The outstanding instances in English literature are John Webster, Robert Louis Stevenson, Mervyn Peake and Cyril Tourneur. In American literature notable authors include Edgar Allan Poe and H.P. Lovecraft. The word has gained its significance from its use in French, la danse macabre, for the allegorical representation, in painting or other art, of the ever-present and universal power of death, known in English as the Dance of Death, and in German as Totentanz. The typical form which the allegory takes is that of a series of pictures, sculptured or painted, in which Death appears, either as a dancing skeleton or as a shrunken, shrouded corpse, to people representing every age and condition of life, and leads them all in a dance to the grave. Of the numerous examples painted or sculptured on the walls of cloisters or church yards through medieval Europe few remain except in woodcuts and engravings.

Thus the famous series at Basel, originally at the Klingenthal, a nunnery in Little Basel, dated from the beginning of the 14th century. In the middle of the 15th century this was moved to the churchyard of the Predigerkloster at Basel, and was restored, probably by Hans Kluber, in 1568. The collapse of the wall in 1805 reduced it to fragments, and only drawings of it remain. A Dance of Death in its simplest form still survives in the Marienkirche at Lubeck as 15th-century painting on the walls of a chapel. Here there are twenty-four figures in couples, between each is a dancing Death linking the groups by outstretched hands, the whole ring being led by a Death playing on a pipe. At Dresden there is a sculptured lifesize series in the old Neustädter Kirchhoff, removed here from the palace of Duke George in 1701 after a fire. At Rouen in the cloister of St Maclou there also remains a sculptured danse macabre. There was a celebrated fresco of the subject in the cloister of Old St Pauls in London, and another in the now destroyed Hungerford Chapel at Salisbury, of which only a single woodcut, Death and the Gallant, remains. Of the many engraved reproductions, the most famous is the series drawn by Holbein. The theme continued to inspire artists and musicians long after the medieval period, Schubert's string quartet Death and the Maiden (1824) being one example. In the twentieth century, Ingmar Bergman's 1957 film The Seventh Seal has a personified Death, and could thus count as macabre.

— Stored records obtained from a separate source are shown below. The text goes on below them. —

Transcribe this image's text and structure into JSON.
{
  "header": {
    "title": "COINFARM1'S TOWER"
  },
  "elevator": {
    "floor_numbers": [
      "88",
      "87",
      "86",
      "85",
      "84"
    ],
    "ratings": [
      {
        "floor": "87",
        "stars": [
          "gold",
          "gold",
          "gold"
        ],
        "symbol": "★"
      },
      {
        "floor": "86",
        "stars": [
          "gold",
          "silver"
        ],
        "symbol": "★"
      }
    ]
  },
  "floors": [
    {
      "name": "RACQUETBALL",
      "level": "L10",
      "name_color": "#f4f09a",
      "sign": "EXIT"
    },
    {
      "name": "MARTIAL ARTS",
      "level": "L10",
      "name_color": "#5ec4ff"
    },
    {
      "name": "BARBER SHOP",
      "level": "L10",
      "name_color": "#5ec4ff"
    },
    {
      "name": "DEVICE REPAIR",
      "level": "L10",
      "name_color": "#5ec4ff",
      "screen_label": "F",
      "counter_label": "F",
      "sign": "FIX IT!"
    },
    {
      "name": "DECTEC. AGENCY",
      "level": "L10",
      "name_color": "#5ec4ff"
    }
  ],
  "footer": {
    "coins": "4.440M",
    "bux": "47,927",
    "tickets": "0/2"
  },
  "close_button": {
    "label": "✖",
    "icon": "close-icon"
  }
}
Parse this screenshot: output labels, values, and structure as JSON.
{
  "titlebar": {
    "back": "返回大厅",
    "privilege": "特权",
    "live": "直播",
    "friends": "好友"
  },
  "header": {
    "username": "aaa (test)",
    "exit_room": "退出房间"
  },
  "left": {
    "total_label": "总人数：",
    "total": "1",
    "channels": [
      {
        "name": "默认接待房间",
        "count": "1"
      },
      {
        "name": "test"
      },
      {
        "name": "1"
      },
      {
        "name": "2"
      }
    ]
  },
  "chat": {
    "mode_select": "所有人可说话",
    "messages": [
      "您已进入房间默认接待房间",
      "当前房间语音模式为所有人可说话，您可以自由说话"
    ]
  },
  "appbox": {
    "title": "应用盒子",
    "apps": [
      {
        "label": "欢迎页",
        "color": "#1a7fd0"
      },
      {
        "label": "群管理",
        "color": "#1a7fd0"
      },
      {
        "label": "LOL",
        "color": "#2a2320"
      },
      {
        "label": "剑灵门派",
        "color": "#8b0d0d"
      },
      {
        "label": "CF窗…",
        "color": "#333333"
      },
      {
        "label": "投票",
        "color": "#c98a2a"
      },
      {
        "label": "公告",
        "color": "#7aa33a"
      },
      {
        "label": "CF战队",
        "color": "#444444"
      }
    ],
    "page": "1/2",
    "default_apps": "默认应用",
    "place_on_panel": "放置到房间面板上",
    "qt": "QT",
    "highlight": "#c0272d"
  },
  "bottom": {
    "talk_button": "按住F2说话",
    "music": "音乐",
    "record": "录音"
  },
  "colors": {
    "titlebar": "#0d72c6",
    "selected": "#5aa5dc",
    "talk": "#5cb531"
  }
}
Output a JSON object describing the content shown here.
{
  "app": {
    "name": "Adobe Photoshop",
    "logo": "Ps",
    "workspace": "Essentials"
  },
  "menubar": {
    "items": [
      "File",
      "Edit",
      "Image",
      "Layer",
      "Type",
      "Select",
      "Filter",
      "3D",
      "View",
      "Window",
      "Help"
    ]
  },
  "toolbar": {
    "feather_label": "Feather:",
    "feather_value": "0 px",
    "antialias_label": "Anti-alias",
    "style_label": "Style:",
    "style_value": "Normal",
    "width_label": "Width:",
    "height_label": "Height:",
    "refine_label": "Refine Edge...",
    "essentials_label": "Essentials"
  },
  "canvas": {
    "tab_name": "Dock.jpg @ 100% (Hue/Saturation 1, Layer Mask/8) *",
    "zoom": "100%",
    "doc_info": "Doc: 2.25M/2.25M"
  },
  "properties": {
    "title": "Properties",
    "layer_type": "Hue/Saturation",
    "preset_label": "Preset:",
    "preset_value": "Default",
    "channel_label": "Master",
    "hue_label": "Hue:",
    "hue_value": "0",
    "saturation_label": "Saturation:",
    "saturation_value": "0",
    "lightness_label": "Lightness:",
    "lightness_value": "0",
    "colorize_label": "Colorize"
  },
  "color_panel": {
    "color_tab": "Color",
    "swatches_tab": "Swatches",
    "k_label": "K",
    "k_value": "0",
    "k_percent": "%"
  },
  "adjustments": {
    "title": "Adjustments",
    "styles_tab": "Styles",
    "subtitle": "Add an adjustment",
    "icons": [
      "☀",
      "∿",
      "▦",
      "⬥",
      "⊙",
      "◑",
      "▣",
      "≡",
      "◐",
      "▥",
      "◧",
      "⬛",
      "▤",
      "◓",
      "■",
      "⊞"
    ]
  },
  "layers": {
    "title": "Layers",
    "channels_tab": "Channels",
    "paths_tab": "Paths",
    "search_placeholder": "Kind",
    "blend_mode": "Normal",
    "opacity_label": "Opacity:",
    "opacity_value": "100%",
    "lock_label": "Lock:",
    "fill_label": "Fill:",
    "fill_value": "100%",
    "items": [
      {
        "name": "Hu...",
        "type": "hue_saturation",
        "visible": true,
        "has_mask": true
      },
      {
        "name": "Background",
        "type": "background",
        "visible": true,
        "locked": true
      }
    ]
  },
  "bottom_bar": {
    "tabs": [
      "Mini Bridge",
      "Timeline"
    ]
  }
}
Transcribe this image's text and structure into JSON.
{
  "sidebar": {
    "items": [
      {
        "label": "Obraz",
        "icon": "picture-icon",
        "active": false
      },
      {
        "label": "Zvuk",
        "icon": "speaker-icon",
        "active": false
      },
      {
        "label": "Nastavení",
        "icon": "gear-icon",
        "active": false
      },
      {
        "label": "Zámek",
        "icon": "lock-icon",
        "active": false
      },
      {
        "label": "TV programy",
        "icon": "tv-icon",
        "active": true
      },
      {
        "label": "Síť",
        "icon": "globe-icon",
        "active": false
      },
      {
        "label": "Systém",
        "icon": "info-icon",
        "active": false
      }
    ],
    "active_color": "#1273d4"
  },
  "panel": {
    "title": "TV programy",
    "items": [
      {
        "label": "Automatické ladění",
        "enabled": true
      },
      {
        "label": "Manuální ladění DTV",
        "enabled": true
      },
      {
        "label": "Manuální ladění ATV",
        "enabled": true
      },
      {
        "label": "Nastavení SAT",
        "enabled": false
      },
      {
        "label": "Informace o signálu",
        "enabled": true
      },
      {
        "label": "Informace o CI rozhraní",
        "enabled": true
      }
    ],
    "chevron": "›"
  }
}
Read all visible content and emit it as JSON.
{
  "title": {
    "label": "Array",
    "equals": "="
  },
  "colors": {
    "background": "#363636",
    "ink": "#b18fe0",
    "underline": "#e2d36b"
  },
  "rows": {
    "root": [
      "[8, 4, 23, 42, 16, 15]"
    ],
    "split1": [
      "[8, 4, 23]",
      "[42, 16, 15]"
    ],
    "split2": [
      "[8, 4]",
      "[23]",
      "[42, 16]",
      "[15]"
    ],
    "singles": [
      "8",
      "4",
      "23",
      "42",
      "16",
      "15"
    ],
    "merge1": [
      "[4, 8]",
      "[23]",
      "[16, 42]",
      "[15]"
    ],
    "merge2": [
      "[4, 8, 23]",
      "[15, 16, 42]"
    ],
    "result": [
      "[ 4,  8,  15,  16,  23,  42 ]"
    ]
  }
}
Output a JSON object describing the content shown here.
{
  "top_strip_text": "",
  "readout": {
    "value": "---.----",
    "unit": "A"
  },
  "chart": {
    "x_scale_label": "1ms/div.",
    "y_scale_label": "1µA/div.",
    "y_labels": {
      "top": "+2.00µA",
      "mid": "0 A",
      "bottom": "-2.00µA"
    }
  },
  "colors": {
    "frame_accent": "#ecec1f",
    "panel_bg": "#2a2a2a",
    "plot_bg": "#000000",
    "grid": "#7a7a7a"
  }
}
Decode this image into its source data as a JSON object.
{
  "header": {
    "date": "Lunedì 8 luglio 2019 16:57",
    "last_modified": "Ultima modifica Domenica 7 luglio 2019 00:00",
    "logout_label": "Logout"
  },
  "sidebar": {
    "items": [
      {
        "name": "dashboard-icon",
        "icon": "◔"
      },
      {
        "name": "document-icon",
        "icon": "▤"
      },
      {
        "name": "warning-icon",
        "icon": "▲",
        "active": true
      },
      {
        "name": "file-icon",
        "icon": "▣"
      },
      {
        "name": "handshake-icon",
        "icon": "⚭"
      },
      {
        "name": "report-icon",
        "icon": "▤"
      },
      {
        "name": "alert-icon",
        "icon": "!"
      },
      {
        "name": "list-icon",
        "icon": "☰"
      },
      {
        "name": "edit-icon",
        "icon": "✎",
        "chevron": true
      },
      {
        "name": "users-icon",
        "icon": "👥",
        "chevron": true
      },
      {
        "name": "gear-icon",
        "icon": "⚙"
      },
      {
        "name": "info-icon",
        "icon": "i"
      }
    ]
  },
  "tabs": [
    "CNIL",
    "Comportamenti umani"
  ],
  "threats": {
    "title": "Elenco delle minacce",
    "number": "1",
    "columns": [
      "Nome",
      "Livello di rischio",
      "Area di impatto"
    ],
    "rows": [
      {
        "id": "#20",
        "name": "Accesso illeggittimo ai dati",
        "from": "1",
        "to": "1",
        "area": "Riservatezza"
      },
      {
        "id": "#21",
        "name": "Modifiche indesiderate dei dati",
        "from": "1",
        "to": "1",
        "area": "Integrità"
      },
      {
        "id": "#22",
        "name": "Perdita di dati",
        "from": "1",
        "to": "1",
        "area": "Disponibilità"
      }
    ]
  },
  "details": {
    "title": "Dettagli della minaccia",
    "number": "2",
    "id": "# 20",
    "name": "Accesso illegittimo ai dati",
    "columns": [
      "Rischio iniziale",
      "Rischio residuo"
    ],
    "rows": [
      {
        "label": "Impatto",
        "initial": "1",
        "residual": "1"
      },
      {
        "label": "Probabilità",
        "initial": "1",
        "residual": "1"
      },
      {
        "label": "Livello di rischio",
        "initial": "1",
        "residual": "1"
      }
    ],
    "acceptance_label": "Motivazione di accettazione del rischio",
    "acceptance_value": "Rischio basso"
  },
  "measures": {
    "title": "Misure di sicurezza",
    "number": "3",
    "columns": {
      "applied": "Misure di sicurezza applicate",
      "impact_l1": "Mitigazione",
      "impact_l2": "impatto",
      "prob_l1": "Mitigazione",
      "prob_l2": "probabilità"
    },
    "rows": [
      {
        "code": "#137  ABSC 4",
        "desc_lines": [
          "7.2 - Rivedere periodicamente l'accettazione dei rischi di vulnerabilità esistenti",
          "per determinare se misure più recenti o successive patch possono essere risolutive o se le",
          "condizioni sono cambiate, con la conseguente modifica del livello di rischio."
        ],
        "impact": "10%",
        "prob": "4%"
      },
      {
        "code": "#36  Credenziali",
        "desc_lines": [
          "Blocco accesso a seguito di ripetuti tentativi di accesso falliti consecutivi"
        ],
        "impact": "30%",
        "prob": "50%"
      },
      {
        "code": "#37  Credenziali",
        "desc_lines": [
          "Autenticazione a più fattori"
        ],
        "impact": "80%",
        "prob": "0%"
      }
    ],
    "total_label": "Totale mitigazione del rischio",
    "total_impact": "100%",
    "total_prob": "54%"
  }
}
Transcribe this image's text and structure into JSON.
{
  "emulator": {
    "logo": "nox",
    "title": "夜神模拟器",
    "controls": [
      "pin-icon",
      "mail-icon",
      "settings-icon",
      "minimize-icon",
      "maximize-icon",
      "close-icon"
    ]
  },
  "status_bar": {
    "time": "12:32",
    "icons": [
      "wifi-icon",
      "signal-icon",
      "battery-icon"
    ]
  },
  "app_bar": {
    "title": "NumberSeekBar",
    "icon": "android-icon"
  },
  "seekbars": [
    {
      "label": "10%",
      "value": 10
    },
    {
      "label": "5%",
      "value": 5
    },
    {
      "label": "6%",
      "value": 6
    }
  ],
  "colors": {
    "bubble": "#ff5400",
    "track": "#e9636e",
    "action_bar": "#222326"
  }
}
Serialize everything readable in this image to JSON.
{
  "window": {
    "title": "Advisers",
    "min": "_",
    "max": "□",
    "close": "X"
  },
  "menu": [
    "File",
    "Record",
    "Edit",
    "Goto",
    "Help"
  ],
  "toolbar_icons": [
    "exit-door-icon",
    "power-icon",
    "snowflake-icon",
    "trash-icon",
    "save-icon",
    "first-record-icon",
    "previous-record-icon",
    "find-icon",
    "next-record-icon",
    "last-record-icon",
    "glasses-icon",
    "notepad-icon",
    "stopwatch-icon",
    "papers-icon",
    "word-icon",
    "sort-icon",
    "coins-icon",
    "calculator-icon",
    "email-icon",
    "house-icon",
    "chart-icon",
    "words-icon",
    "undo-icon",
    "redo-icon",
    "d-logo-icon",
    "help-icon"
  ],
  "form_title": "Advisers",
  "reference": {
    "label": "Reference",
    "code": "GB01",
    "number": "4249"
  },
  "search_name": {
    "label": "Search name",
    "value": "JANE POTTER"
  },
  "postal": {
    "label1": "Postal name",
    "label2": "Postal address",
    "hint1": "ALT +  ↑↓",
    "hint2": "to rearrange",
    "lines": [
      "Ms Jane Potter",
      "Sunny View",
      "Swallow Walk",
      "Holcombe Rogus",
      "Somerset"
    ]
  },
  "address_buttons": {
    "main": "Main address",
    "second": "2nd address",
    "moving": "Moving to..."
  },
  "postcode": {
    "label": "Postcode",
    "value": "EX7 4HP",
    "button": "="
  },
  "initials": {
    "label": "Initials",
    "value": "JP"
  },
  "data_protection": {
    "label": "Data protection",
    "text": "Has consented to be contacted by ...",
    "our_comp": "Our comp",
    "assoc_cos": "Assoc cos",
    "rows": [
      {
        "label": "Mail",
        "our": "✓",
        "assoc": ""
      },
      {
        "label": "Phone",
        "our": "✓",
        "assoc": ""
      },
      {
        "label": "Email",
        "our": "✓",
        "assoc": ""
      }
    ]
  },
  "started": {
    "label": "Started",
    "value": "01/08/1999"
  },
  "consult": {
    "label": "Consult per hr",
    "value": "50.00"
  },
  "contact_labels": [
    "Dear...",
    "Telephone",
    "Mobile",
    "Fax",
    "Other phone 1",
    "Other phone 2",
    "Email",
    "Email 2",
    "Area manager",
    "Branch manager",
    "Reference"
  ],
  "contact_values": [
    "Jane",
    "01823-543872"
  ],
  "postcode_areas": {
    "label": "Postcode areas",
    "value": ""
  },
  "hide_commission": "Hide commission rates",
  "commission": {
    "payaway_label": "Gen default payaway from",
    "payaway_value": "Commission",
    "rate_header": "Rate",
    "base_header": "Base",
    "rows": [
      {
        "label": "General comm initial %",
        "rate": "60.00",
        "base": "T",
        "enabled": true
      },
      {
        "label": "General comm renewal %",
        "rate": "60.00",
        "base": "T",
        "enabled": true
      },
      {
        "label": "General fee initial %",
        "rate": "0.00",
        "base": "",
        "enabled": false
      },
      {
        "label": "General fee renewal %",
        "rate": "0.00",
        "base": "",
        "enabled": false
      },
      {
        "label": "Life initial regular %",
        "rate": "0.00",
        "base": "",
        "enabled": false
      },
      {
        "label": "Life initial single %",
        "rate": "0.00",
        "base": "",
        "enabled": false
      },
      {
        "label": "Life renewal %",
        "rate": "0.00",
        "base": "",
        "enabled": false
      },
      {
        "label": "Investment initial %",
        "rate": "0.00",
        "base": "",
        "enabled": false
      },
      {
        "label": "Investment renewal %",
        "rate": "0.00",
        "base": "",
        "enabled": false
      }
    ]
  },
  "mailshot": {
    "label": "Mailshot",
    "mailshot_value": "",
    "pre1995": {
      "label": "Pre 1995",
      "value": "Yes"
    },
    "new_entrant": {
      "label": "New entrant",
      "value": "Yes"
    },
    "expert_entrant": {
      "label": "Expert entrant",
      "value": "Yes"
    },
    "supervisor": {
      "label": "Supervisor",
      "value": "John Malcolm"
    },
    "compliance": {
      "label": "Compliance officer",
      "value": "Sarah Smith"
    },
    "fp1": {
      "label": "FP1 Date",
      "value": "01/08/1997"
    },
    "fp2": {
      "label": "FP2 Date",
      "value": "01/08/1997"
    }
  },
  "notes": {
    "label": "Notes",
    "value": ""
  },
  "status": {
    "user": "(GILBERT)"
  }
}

From The Dance of Death by Hans Holbein
From The Dance of Death by Hans Holbein

The origin of this allegory in painting and sculpture is disputed. It occurs as early as the 14th century, and has often been attributed to the overpowering consciousness of the presence of death due to the Black Death and the miseries of the Hundred Years' War. It has also been attributed to a form of the Morality, a dramatic dialogue between Death and his victims in every station of life, ending in a dance off the stage (see Du Cange, Gloss., s.v. Machabaeorum chora). The origin of the peculiar form the allegory has taken has also been found in the dancing skeletons on late Roman sarcophagi and mural paintings at Cumae or Pompeii, and a false connection has been traced with the Triumph of Death, attributed to Orcagna, in the Campo Santo at Pisa.

[edit] Etymology

The etymology of the word macabre is not known with any certainty. According to Gaston Paris (Romania, xxiv., 131; 1895) it first occurs in the form macabre in Jean le Fèvre's Respit de la mort (1376), Je lis de Macabre la danse, and he takes this accented form to be the true one, and traces it in the name of the first painter of the subject. The more usual explanation is based on the Latin name, Machabaeorum chora (Chorus of Macabees). The seven tortured brothers, with their mother and Eleazar (2 Macc;vi., vii.) were prominent figures on this hypothesis in the supposed dramatic dialogues. Other connections have been suggested, as for example with St Macarius, or Macaire, the hermit, who, according to Vasari, is to be identified with the figure pointing to the decaying corpses in the Pisan Triumph of Death, or with an Arabic word maqbarah' (مقبرة) ', cemetery.